Brendan Hamill, review of Touch and Go, in Fortnight Review (April 1995), [q.p.], remarks working-class life in Tigers Bay, Belfast; victims of brutal social and economic forces, forced to go to sea, or play pitch and toss on waste ground; McAughtry claims that nobody under 50 has the slightest idea just how brutal and dispiriting was the life of the Belfast working class between the 1930s and the 1950s; a socialist, MacAughtry’s world has its own integrity, prismatic idiosyncrasies and quick, sly humour; one of the best writing about this neglected segment of Belfast life.

 

References
Frank Ormsby, ed., Northern Windows, an anthology of Ulster autobiography (Blackstaff 1987), pp.159-63, contains extract from The Sinking of Kenbane Head (1977 ed.).

Brian Cleeve & Ann Brady, A D ictionary of Irish Writers (Dublin: Lilliput 1985), gives bio-data b. 1921 [err.]

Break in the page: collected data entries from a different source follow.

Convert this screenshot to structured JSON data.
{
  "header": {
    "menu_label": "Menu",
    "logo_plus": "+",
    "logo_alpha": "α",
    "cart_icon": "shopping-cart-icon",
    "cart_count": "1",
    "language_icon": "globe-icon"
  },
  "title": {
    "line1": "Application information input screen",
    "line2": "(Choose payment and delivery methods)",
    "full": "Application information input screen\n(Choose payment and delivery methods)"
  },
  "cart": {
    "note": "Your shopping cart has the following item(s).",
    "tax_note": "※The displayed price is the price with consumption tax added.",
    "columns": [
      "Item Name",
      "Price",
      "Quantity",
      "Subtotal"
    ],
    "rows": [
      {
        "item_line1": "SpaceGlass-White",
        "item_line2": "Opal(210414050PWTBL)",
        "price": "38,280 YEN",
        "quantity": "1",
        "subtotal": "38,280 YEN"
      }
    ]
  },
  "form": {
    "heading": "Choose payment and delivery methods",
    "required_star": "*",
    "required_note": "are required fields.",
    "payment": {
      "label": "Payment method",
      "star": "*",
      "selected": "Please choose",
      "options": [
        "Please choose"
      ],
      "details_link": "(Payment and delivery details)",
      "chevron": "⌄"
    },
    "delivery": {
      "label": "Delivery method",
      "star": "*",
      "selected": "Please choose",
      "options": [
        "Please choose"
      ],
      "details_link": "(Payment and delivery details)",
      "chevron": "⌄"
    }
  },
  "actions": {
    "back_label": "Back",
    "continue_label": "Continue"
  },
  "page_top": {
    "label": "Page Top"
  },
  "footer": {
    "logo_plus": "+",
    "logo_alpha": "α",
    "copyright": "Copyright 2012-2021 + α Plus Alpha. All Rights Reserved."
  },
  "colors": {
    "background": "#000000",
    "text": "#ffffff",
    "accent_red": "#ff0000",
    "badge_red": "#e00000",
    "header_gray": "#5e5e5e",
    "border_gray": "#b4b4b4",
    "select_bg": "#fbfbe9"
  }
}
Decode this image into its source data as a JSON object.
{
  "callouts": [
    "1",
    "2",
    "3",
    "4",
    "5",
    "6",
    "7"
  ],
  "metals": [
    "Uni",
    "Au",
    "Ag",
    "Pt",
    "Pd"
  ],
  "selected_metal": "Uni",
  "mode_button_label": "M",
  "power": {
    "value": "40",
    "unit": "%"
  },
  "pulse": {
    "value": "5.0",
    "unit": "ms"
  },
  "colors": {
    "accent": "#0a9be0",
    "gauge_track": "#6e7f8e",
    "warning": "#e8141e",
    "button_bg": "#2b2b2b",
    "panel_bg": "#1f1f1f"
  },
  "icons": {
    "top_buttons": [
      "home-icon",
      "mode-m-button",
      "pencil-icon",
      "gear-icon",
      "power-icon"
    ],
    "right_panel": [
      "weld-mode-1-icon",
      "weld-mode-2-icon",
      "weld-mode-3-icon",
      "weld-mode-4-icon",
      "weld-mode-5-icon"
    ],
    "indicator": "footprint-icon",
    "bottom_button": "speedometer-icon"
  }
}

Appletree Catalogue (1994), recounts story of Touch and Go (Belfast: Blackstaff 1993): Hugh Reilly returns to Protestant Streets of Belfast in edgy aftermath of WW2, to a dying mother and a brother’s envy; an ex-bomber pilot with a drink problem, he lurches from crisis to crisis; steadied for a time by friendship and frank sexuality of school friend Mary Waugh, turned into a ‘cracking good whore’; sinks into a dark world where violence explodes in an attack on a Catholic pawnbroker; sentenced to hang at hands of Albert Pierrepont, the state hangman.

Catalogue to 1994, Play It Again, Sam (Belfast: Blackstaff 1978); Blind Spot and Other Stories (Belfast: Blackstaff 1979); McAughtry’s War (Belfast: Blackstaff 1985); Touch and Go (Belfast: Blackstaff 1993); Hillman Street High Roller, Tales from a Belfast Boyhood (Belfast: Appletree 1994).

 

Notes
Selling Article 2’: Sam McAughtry was a signatory to letter with Pat Sheerin and others captioned ‘Selling Article 2’, and dealing with lexical distinction between cultural unit and political unit in the use of the term “nation” - making compromise possible in relation to the article of the Irish Constitution laying claim to the territory of Northern Ireland. (The Irish Times, 2 July 1994.)